His tiny little brain has calculated 20 degrees left, and for the life of him he can't understand why he still is going straight. The animal is not designed to cognitively negotiate environmental factors; all he knows is to try to turn harder. So he sets the turn at 30 degrees. Still, no response. Angry now, he tries for a more severe angle.

It's usually when he passes 45 degrees that disaster strikes.

At this point, any semblance of control vanishes and he begins to spin like Dorothy Hamill. I confess to feeling a touch of guilt here because with each 360, his eyes for the briefest of instants will catch mine in a forlorn plea for me to do something.

But it is too late. Too many variations are in play.
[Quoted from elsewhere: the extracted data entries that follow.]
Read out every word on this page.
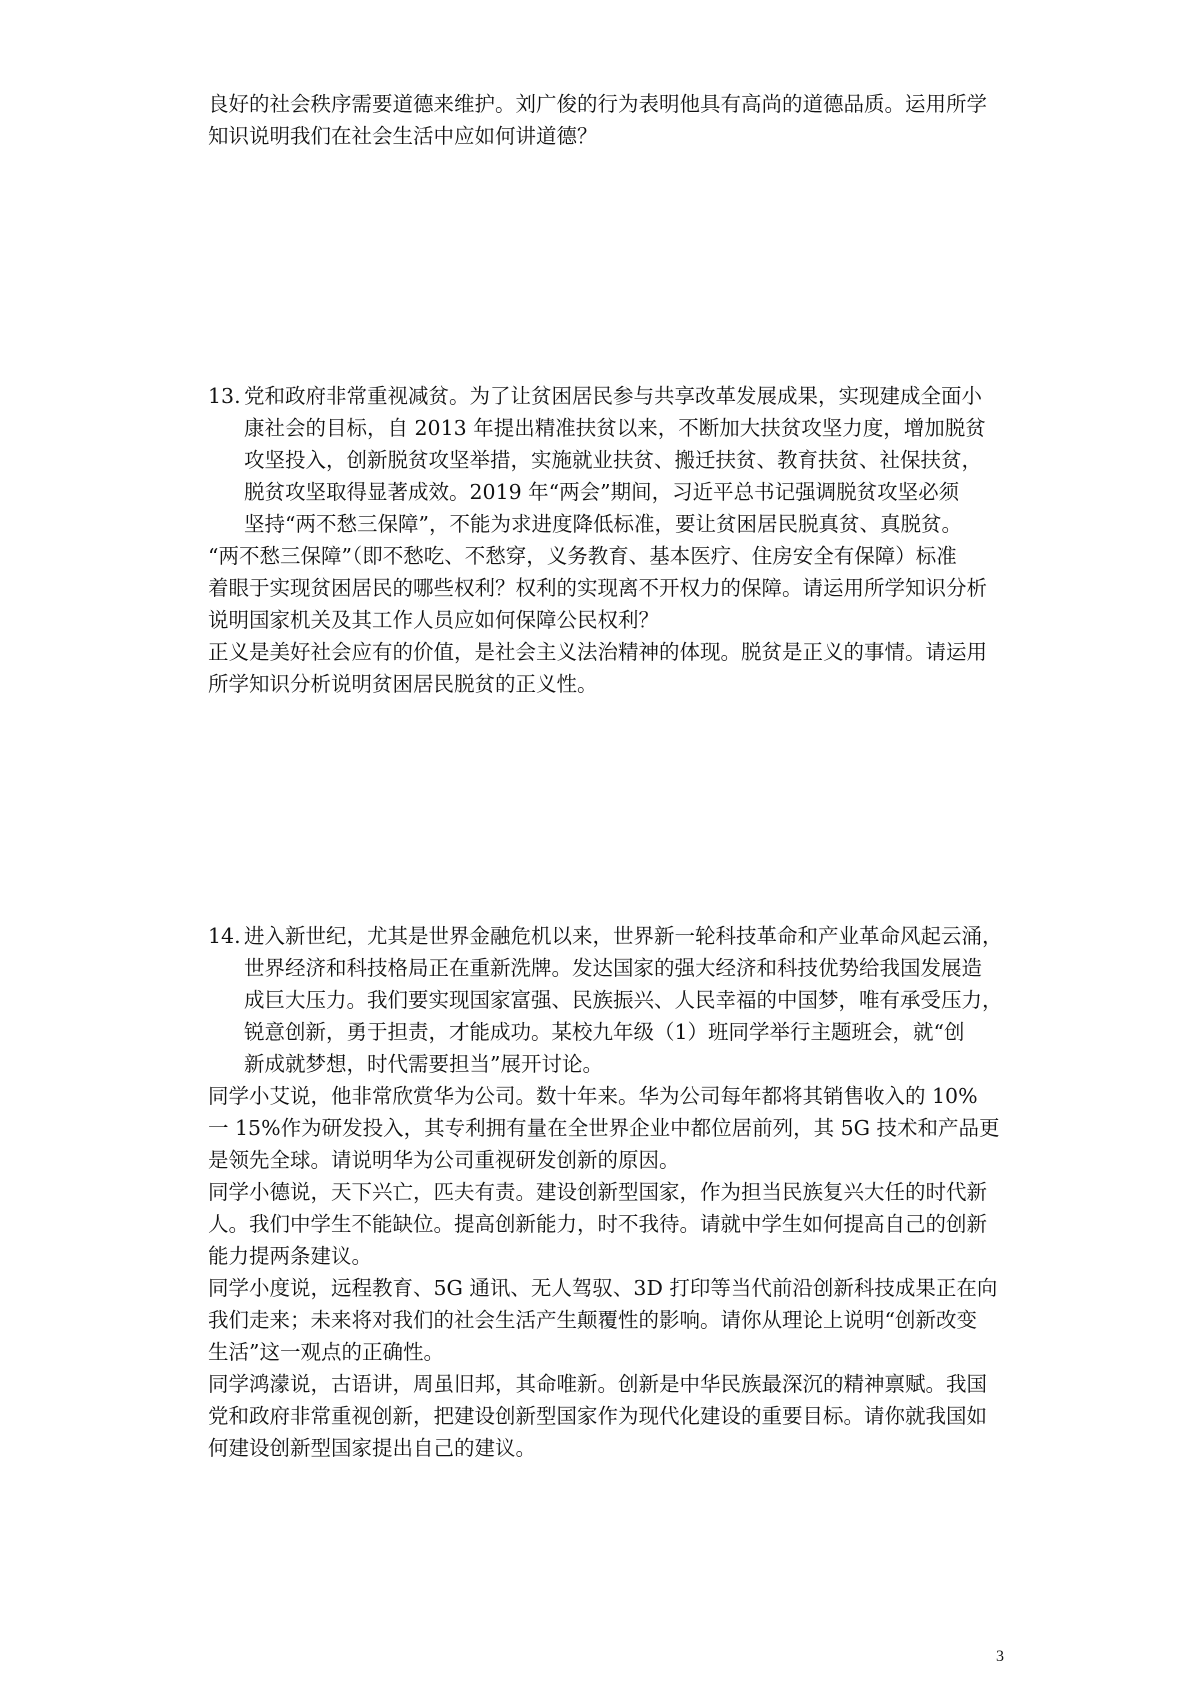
良好的社会秩序需要道德来维护。刘广俊的行为表明他具有高尚的道德品质。运用所学
知识说明我们在社会生活中应如何讲道德？
13. 党和政府非常重视减贫。为了让贫困居民参与共享改革发展成果，实现建成全面小
康社会的目标，自 2013 年提出精准扶贫以来，不断加大扶贫攻坚力度，增加脱贫
攻坚投入，创新脱贫攻坚举措，实施就业扶贫、搬迁扶贫、教育扶贫、社保扶贫，
脱贫攻坚取得显著成效。2019 年“两会”期间，习近平总书记强调脱贫攻坚必须
坚持“两不愁三保障”，不能为求进度降低标准，要让贫困居民脱真贫、真脱贫。
“两不愁三保障”（即不愁吃、不愁穿，义务教育、基本医疗、住房安全有保障）标准
着眼于实现贫困居民的哪些权利？权利的实现离不开权力的保障。请运用所学知识分析
说明国家机关及其工作人员应如何保障公民权利？
正义是美好社会应有的价值，是社会主义法治精神的体现。脱贫是正义的事情。请运用
所学知识分析说明贫困居民脱贫的正义性。
14. 进入新世纪，尤其是世界金融危机以来，世界新一轮科技革命和产业革命风起云涌，
世界经济和科技格局正在重新洗牌。发达国家的强大经济和科技优势给我国发展造
成巨大压力。我们要实现国家富强、民族振兴、人民幸福的中国梦，唯有承受压力，
锐意创新，勇于担责，才能成功。某校九年级（1）班同学举行主题班会，就“创
新成就梦想，时代需要担当”展开讨论。
同学小艾说，他非常欣赏华为公司。数十年来。华为公司每年都将其销售收入的 10%
一 15%作为研发投入，其专利拥有量在全世界企业中都位居前列，其 5G 技术和产品更
是领先全球。请说明华为公司重视研发创新的原因。
同学小德说，天下兴亡，匹夫有责。建设创新型国家，作为担当民族复兴大任的时代新
人。我们中学生不能缺位。提高创新能力，时不我待。请就中学生如何提高自己的创新
能力提两条建议。
同学小度说，远程教育、5G 通讯、无人驾驭、3D 打印等当代前沿创新科技成果正在向
我们走来；未来将对我们的社会生活产生颠覆性的影响。请你从理论上说明“创新改变
生活”这一观点的正确性。
同学鸿濛说，古语讲，周虽旧邦，其命唯新。创新是中华民族最深沉的精神禀赋。我国
党和政府非常重视创新，把建设创新型国家作为现代化建设的重要目标。请你就我国如
何建设创新型国家提出自己的建议。
3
Each paw gets conflicting messages from the brain and they end up going in four different directions until they give out completely and he belly-flops onto the ice and off he slides into the distance, past my neighbor's house, past my neighbor's neighbor's house, past my neighbor's neighbor's neighbor's house, until he disappears altogether behind a far-off hedge.

Some time later, he'll come gingerly tiptoeing back. He will have retrieved the ball - he's too proud not to - but he has lost his taste for the game. Pity, because I haven't.

Tim Rowland is a Herald-Mail columnist.